The degree of ERPT in stylized theoretical trade models is typically related to industry characteristics that are difficult to measure and quantify empirically. Nevertheless, we compute proxies for domestic market characteristics, such as concentration and intensity of competition, and of integration in international trade for each sector. These measures serve as explanatory variables in cross-section regressions where the 24-month ahead sectoral ERPT point estimates are the dependent variable.
More specifically, market concentration in any considered sector is proxied by the average value added produced per enterprise in the sector and domestic competition in the sector is proxied using gross and net operating surplus. With respect to integration in international trade, the ratio of foreign to domestic firms is proxied by the ratio of imports to valued added in each sector, referred to as import penetration. The greater market penetration by foreign firms, the stronger is ERPT expected to be. The proxy for market integration is the ratio of exports plus imports to value added, again calculated for each sector. Moreover, international production is increasingly organised within global value chains (GVCs), where different stages of the production process are located in different countries. Participation in GVCs is measured by distinguishing a “backward-looking” measure that tracks foreign value added included in a country’s exports from a “forward-looking” measure based on a country’s domestic value added that is contained in the exports of other countries.

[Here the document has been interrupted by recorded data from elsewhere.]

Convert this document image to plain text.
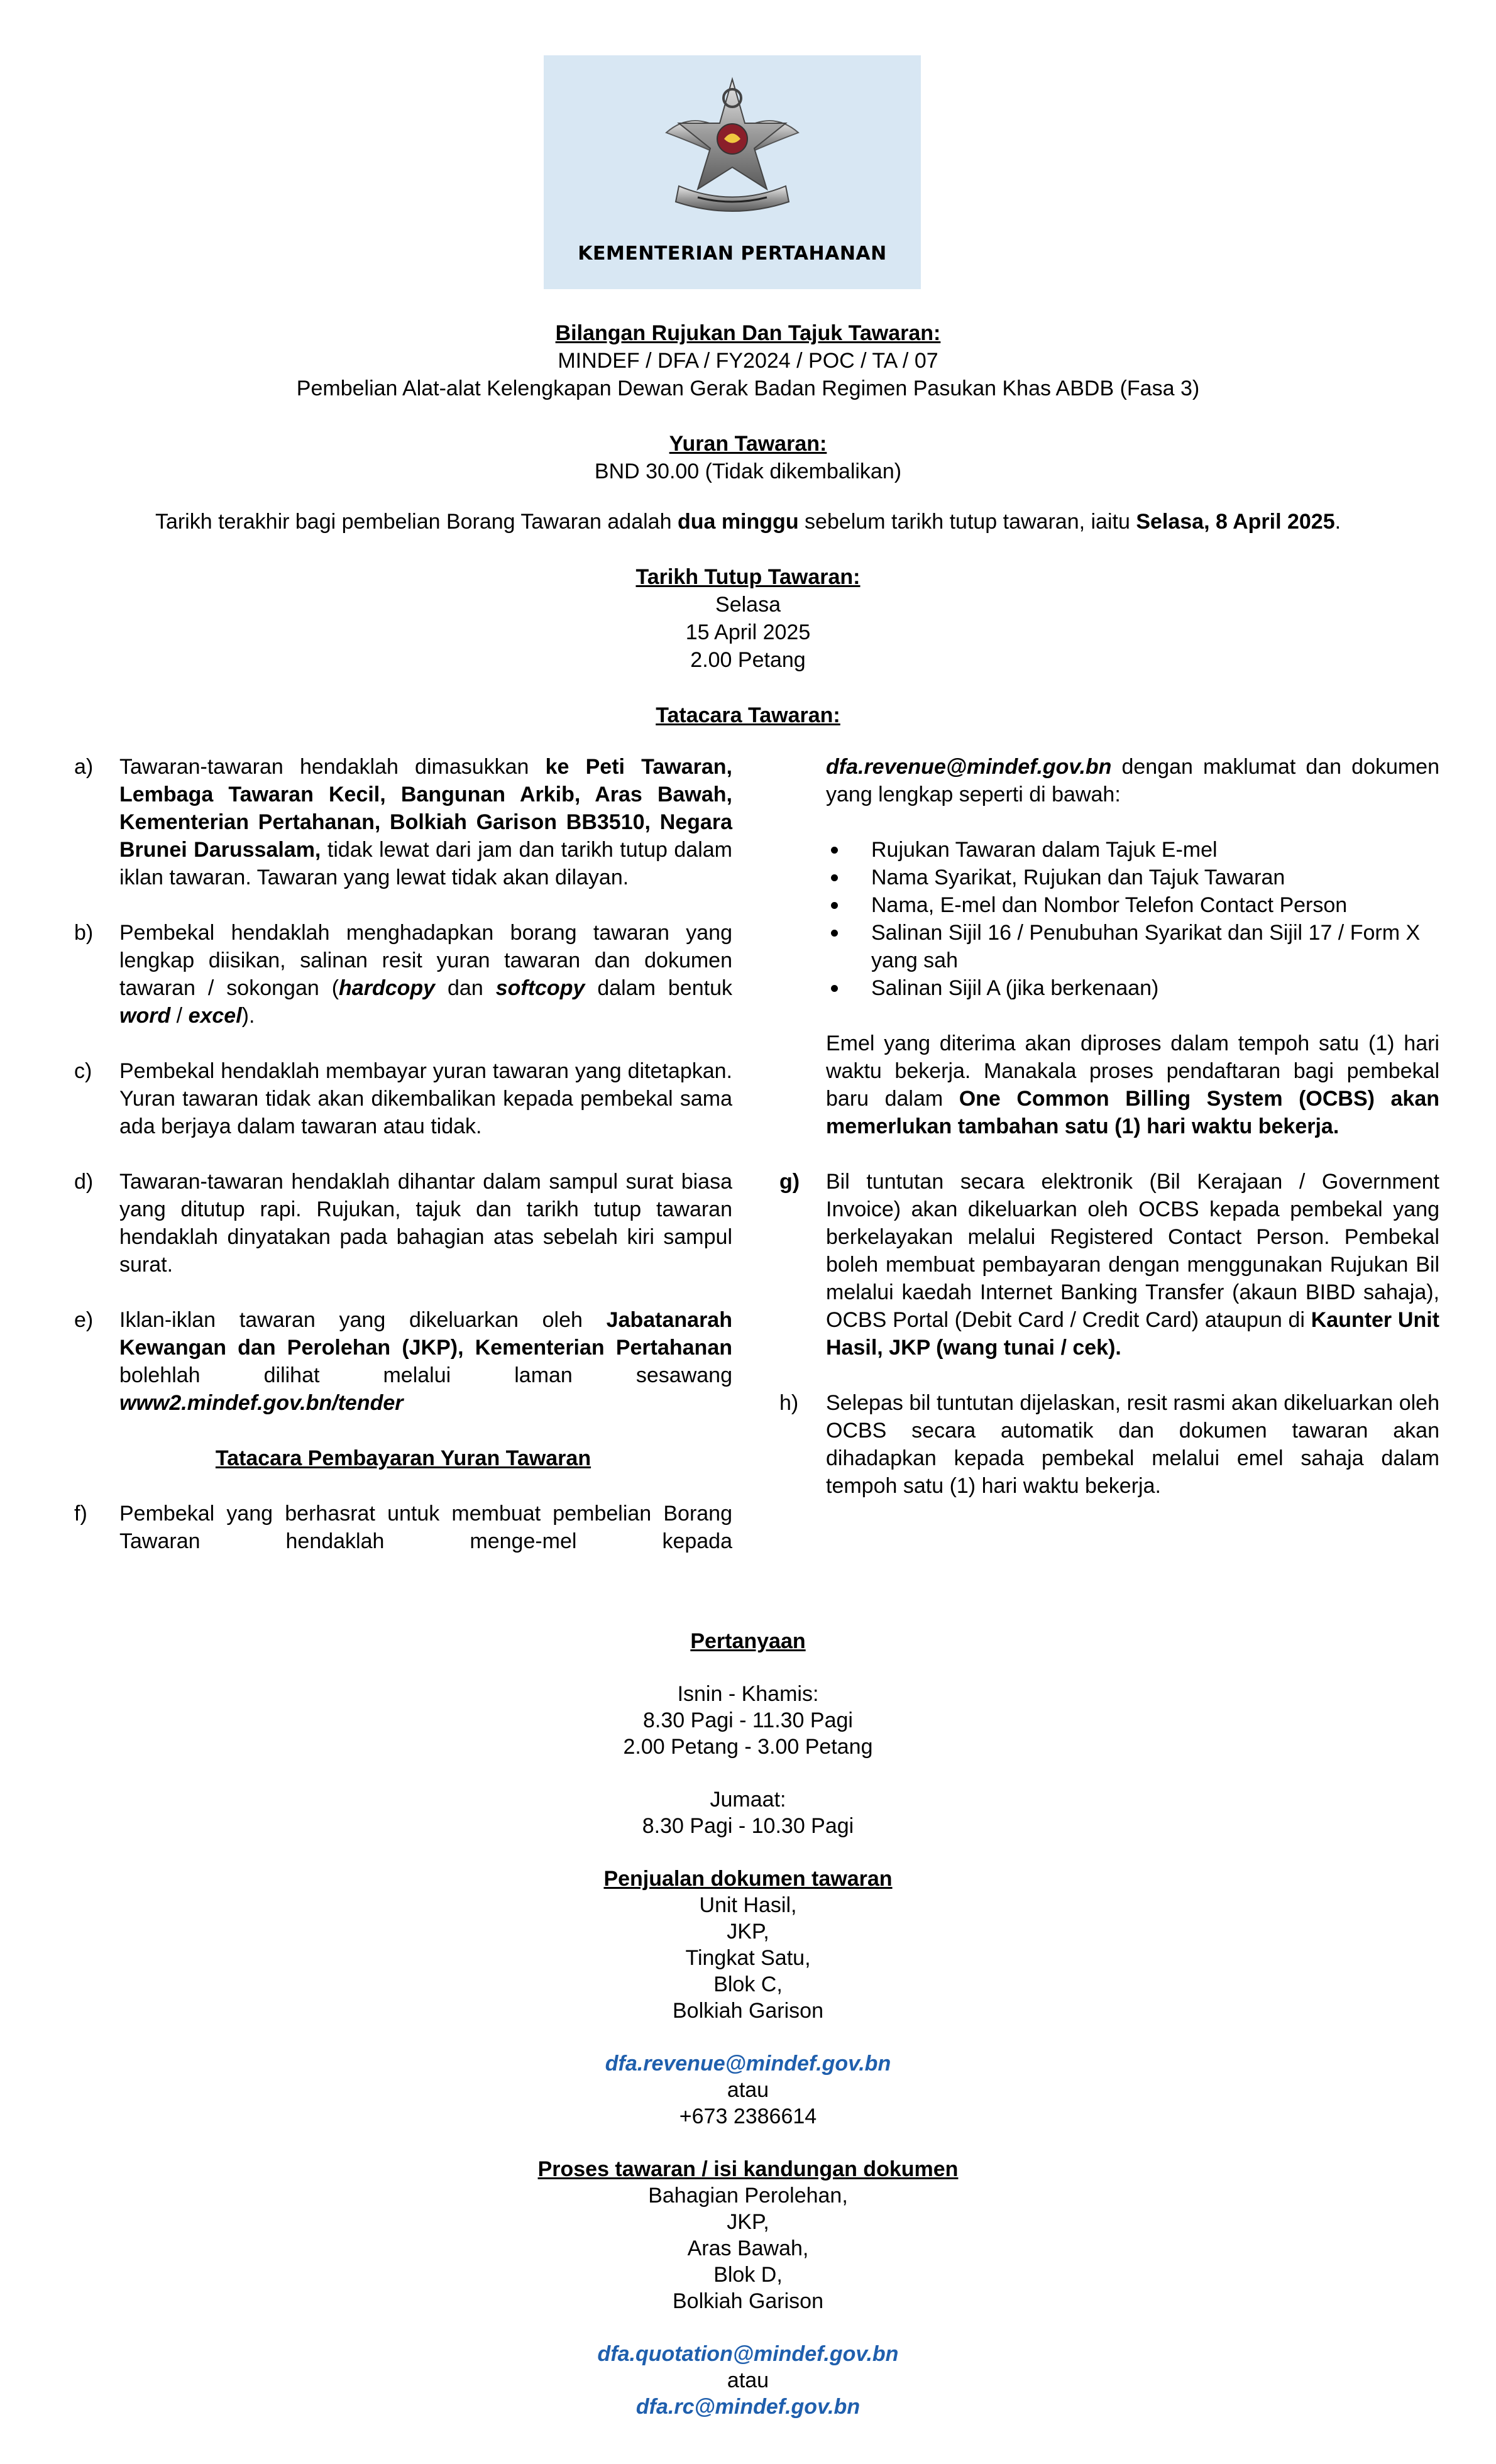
KEMENTERIAN PERTAHANAN
Bilangan Rujukan Dan Tajuk Tawaran:
MINDEF / DFA / FY2024 / POC / TA / 07
Pembelian Alat-alat Kelengkapan Dewan Gerak Badan Regimen Pasukan Khas ABDB (Fasa 3)
Yuran Tawaran:
BND 30.00 (Tidak dikembalikan)
Tarikh terakhir bagi pembelian Borang Tawaran adalah dua minggu sebelum tarikh tutup tawaran, iaitu Selasa, 8 April 2025.
Tarikh Tutup Tawaran:
Selasa
15 April 2025
2.00 Petang
Tatacara Tawaran:
a) Tawaran-tawaran hendaklah dimasukkan ke Peti Tawaran, Lembaga Tawaran Kecil, Bangunan Arkib, Aras Bawah, Kementerian Pertahanan, Bolkiah Garison BB3510, Negara Brunei Darussalam, tidak lewat dari jam dan tarikh tutup dalam iklan tawaran. Tawaran yang lewat tidak akan dilayan.
b) Pembekal hendaklah menghadapkan borang tawaran yang lengkap diisikan, salinan resit yuran tawaran dan dokumen tawaran / sokongan (hardcopy dan softcopy dalam bentuk word / excel).
c) Pembekal hendaklah membayar yuran tawaran yang ditetapkan. Yuran tawaran tidak akan dikembalikan kepada pembekal sama ada berjaya dalam tawaran atau tidak.
d) Tawaran-tawaran hendaklah dihantar dalam sampul surat biasa yang ditutup rapi. Rujukan, tajuk dan tarikh tutup tawaran hendaklah dinyatakan pada bahagian atas sebelah kiri sampul surat.
e) Iklan-iklan tawaran yang dikeluarkan oleh Jabatanarah Kewangan dan Perolehan (JKP), Kementerian Pertahanan bolehlah dilihat melalui laman sesawang www2.mindef.gov.bn/tender
Tatacara Pembayaran Yuran Tawaran
f) Pembekal yang berhasrat untuk membuat pembelian Borang Tawaran hendaklah menge-mel kepada
dfa.revenue@mindef.gov.bn dengan maklumat dan dokumen yang lengkap seperti di bawah:
Rujukan Tawaran dalam Tajuk E-mel
Nama Syarikat, Rujukan dan Tajuk Tawaran
Nama, E-mel dan Nombor Telefon Contact Person
Salinan Sijil 16 / Penubuhan Syarikat dan Sijil 17 / Form X yang sah
Salinan Sijil A (jika berkenaan)
Emel yang diterima akan diproses dalam tempoh satu (1) hari waktu bekerja. Manakala proses pendaftaran bagi pembekal baru dalam One Common Billing System (OCBS) akan memerlukan tambahan satu (1) hari waktu bekerja.
g) Bil tuntutan secara elektronik (Bil Kerajaan / Government Invoice) akan dikeluarkan oleh OCBS kepada pembekal yang berkelayakan melalui Registered Contact Person. Pembekal boleh membuat pembayaran dengan menggunakan Rujukan Bil melalui kaedah Internet Banking Transfer (akaun BIBD sahaja), OCBS Portal (Debit Card / Credit Card) ataupun di Kaunter Unit Hasil, JKP (wang tunai / cek).
h) Selepas bil tuntutan dijelaskan, resit rasmi akan dikeluarkan oleh OCBS secara automatik dan dokumen tawaran akan dihadapkan kepada pembekal melalui emel sahaja dalam tempoh satu (1) hari waktu bekerja.
Pertanyaan
Isnin - Khamis:
8.30 Pagi - 11.30 Pagi
2.00 Petang - 3.00 Petang
Jumaat:
8.30 Pagi - 10.30 Pagi
Penjualan dokumen tawaran
Unit Hasil,
JKP,
Tingkat Satu,
Blok C,
Bolkiah Garison
dfa.revenue@mindef.gov.bn
atau
+673 2386614
Proses tawaran / isi kandungan dokumen
Bahagian Perolehan,
JKP,
Aras Bawah,
Blok D,
Bolkiah Garison
dfa.quotation@mindef.gov.bn
atau
dfa.rc@mindef.gov.bn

Across various model specifications (Annex Table 1), higher market concentration and higher backward integration in global value chains decrease pass-through, in line with previous findings in the literature. Market concentration and import penetration both reduce import price pass-through, also documented in Amiti et al. (2019), while market integration increases it. The specification shown in column (4) adds the two measures of GVC integration., This renders the coefficients to the more general measures of openness (those not based on GVC integration) insignificant, whilst both GVC measures, backward and forward, are significant. In line with theory, e.g. Amiti et al. (2014), backward integration in GVCs reduces ERPT, whilst forward GVC integration increases it, i.e., an increasing content of a country’s exports in other countries’ exports leads to stronger import price ERPT. One hypothesis that emerges from this last finding is that globally integrated upstream sectors could be facing reduced price elasticities of demand. A deeper investigation of the mechanism behind this result would require firm-level data.
Table 1: Cross-section regression results: Sector-specific determinants of ERPT
Amiti, Mary, Oleg Itskhoki, and Jozef Konings. “Importers, exporters, and exchange rate disconnect.” American Economic Review 104.7 (2014): 1942-78.
Amiti, Mary, Oleg Itskhoki, and Jozef Konings. “International shocks, variable markups, and domestic prices.” The Review of Economic Studies 86.6 (2019): 2356-2402.
Osbat, Chiara, Yiqiao Sun, and Martin Wagner. “Sectoral exchange rate pass-through in the euro area.” ECB Working Paper Series No. No. 2634 (2021).
This paper should not be reported as representing the views of the European Central Bank (ECB), the Bank of Slovenia or the Eurosystem. The views expressed are those of the authors only.
See Osbat, Sun and Wagner (2021) for a detailed description of the modelling approach and specification.